The examination of the validity of exposure timing compared with self reported exposure timing should be given high research priority. This may be most feasible for transient factors that are external such as malfunctioning equipment, or wearing gloves, compared with internal factors such as distraction due to thinking about other people or rushing where there are no witnesses or external processes to corroborate or refute the self reported exposure.
In work settings, where it is possible, an effort should be made to launch cohort studies perhaps using pre-employment data or new baseline data on fixed risk factors such as age, gender, work tasks, occupation, job experience, and safety training. A case-crossover study nested in a cohort could evaluate both fixed and transient risk factors. A study in a large manufacturing company that targets all acute traumatic injuries might be successful, provided adequate pilot studies were done first to help identify appropriate person-time at risk, hazard period duration, and eligible control periods.

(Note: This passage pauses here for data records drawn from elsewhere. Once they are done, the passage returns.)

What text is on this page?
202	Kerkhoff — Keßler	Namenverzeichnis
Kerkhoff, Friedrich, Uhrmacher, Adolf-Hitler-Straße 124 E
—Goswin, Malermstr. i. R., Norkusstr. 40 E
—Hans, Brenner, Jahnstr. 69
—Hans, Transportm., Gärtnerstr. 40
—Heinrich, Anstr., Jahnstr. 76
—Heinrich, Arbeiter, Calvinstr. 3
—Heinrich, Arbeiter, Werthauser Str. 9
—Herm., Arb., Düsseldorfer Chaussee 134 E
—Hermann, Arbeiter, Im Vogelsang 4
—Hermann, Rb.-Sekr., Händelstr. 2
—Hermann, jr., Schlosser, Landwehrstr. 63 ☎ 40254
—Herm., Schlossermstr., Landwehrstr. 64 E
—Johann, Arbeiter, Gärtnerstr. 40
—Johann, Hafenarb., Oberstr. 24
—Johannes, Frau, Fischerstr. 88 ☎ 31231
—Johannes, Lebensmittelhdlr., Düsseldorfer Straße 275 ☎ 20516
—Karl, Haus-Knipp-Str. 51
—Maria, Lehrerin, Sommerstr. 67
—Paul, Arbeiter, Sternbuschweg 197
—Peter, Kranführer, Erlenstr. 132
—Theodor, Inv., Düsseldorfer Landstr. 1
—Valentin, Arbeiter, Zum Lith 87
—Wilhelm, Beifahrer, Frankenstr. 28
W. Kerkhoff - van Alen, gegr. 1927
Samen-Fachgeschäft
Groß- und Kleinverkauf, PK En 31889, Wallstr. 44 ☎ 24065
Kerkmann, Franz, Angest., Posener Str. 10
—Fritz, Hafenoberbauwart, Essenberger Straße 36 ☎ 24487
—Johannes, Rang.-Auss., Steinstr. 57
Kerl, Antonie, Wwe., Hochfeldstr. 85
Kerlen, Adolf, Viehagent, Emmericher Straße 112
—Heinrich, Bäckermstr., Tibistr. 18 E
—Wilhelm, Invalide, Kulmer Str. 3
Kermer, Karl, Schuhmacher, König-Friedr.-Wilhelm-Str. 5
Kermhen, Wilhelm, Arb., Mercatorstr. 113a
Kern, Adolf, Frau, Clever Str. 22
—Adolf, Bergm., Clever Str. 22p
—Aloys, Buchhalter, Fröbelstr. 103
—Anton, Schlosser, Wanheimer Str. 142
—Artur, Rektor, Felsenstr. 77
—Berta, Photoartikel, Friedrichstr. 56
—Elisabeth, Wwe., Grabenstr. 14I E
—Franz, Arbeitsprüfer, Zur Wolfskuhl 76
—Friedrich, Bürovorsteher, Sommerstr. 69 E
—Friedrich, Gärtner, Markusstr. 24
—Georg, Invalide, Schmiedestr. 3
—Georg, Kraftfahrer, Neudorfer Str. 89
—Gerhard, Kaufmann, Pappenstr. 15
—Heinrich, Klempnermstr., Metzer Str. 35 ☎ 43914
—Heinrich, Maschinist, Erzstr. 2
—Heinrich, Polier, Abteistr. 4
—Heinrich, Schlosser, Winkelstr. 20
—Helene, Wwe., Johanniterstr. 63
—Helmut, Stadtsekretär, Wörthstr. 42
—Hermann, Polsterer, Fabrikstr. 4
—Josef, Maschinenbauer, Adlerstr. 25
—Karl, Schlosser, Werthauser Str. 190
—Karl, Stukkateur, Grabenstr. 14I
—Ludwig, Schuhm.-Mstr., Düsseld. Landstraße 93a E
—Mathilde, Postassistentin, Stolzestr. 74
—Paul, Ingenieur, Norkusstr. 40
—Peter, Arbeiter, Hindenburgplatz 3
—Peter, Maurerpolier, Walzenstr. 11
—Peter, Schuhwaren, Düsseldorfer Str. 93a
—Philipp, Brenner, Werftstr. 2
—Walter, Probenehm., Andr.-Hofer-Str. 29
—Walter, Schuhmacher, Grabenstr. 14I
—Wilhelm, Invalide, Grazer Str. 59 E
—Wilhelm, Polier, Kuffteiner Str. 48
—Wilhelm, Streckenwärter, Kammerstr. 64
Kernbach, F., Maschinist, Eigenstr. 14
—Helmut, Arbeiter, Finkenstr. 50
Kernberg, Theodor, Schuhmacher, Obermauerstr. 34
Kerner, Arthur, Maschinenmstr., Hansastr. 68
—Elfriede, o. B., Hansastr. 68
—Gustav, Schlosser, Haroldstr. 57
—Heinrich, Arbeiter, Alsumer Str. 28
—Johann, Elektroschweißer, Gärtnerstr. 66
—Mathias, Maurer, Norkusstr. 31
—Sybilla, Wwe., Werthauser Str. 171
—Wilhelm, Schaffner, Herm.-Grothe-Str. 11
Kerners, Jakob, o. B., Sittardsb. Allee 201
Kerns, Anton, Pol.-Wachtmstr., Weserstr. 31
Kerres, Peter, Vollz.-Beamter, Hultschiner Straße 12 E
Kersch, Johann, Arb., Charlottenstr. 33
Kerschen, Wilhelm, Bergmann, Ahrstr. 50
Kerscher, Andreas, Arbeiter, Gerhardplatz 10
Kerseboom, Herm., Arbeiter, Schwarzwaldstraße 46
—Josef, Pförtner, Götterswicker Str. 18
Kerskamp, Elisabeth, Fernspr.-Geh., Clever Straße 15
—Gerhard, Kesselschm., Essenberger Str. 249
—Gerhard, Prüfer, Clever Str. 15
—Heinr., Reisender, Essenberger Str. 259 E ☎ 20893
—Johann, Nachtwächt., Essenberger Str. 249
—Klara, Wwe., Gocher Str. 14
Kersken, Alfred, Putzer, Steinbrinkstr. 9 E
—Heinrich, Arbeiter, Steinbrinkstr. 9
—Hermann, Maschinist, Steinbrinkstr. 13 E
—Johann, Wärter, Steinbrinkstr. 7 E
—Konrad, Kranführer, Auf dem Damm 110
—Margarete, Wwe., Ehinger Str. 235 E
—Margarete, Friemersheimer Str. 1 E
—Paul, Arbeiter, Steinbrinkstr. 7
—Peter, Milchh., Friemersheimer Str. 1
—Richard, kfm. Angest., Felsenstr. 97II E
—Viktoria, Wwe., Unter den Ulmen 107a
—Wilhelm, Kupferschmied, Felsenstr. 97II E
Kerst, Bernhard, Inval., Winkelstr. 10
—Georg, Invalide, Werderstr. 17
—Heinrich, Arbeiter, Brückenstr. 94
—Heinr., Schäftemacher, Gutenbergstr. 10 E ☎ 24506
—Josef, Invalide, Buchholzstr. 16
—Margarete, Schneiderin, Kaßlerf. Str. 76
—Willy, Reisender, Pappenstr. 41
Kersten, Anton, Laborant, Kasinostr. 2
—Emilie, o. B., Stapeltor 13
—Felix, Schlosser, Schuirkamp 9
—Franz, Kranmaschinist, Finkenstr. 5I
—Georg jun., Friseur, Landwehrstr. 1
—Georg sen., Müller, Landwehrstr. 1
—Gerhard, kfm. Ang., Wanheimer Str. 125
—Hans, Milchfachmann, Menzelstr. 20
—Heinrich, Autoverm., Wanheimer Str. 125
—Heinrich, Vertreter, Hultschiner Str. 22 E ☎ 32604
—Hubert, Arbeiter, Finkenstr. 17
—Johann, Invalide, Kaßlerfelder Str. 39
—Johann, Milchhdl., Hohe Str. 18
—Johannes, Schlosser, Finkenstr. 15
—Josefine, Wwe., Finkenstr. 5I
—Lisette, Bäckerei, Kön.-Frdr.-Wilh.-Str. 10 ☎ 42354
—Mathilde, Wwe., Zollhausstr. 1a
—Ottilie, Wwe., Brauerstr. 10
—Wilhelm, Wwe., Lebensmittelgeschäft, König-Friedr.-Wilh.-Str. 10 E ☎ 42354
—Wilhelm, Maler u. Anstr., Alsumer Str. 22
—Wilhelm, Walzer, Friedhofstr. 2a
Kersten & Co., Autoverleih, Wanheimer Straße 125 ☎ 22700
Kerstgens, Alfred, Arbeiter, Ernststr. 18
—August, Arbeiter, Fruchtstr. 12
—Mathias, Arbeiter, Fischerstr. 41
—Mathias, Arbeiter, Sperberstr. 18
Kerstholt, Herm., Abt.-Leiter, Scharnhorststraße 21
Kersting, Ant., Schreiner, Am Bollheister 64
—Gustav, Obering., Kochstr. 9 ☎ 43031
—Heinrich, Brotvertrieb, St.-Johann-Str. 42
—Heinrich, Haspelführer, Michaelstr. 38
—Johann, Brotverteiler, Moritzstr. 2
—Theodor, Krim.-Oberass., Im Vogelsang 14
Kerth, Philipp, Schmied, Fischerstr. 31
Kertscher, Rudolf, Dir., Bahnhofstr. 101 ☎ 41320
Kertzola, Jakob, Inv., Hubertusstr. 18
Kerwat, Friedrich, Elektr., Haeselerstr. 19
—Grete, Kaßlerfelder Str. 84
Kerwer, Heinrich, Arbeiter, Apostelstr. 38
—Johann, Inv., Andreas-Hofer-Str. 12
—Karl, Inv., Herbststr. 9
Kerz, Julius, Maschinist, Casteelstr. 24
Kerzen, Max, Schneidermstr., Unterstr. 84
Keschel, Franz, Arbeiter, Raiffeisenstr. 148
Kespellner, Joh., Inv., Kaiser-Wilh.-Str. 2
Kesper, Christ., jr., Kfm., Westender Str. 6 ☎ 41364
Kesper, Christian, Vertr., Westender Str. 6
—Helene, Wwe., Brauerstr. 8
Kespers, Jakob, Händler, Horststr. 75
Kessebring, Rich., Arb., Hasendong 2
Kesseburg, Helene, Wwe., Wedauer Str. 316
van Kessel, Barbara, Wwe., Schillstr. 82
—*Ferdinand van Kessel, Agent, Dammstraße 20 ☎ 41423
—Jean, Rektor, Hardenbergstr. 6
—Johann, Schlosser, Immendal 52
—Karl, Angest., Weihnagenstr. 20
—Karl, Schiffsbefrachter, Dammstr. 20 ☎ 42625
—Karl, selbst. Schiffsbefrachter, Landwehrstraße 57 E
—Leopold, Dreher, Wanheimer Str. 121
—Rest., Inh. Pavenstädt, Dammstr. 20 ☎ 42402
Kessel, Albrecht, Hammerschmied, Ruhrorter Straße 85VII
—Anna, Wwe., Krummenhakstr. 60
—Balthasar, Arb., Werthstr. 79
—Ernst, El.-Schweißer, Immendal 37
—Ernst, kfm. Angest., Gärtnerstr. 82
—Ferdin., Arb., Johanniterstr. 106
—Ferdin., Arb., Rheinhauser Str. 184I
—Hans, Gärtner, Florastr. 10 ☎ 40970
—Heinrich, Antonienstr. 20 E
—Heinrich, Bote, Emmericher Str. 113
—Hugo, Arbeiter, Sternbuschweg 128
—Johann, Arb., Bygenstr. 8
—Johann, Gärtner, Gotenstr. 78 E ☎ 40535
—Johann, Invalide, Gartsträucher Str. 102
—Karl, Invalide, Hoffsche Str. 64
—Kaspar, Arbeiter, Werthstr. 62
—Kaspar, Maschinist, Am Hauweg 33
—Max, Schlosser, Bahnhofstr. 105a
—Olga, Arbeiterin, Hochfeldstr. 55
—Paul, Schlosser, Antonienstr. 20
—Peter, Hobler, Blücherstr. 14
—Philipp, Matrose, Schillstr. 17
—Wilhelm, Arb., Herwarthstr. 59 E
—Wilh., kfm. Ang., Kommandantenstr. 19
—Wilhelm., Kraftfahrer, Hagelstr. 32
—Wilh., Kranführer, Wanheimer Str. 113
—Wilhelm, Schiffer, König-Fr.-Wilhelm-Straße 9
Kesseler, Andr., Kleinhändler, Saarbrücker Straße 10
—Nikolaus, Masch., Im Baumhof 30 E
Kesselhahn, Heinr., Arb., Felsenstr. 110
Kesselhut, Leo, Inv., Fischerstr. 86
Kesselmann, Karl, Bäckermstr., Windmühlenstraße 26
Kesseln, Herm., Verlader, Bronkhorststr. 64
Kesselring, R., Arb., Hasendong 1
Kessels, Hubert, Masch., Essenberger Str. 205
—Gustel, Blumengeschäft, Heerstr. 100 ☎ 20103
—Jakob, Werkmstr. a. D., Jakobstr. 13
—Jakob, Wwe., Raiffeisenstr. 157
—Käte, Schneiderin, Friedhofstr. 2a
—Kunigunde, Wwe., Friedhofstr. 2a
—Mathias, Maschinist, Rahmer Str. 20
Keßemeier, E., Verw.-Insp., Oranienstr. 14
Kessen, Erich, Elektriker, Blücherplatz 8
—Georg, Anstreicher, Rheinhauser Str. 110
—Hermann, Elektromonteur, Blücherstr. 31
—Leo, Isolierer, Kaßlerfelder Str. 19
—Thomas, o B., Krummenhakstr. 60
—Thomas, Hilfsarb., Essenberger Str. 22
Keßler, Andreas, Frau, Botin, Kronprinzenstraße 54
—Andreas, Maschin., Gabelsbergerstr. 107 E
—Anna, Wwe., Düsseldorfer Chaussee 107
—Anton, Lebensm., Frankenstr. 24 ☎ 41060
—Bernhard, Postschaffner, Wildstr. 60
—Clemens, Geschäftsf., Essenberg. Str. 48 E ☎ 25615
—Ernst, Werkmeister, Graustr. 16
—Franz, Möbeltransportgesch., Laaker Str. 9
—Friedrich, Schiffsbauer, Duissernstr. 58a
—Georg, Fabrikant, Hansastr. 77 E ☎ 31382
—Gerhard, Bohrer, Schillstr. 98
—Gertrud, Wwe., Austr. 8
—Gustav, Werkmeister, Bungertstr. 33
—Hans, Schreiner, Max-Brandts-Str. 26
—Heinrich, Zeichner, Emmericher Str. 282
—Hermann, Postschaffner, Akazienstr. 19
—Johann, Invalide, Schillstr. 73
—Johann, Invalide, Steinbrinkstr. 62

In summary, the case-crossover design is useful for the evaluation of transient risk factors that may trigger injury at the workplace. This approach leads to freedom from confounding by differences between workers that would be difficult if not impossible to overcome with more traditional approaches. Implementing such studies involves overcoming several important challenges just as in any other observational design.
This work was supported in part by NIOSH Grant R01-OH-03763–03. The comments of workshop participants were also greatly appreciated.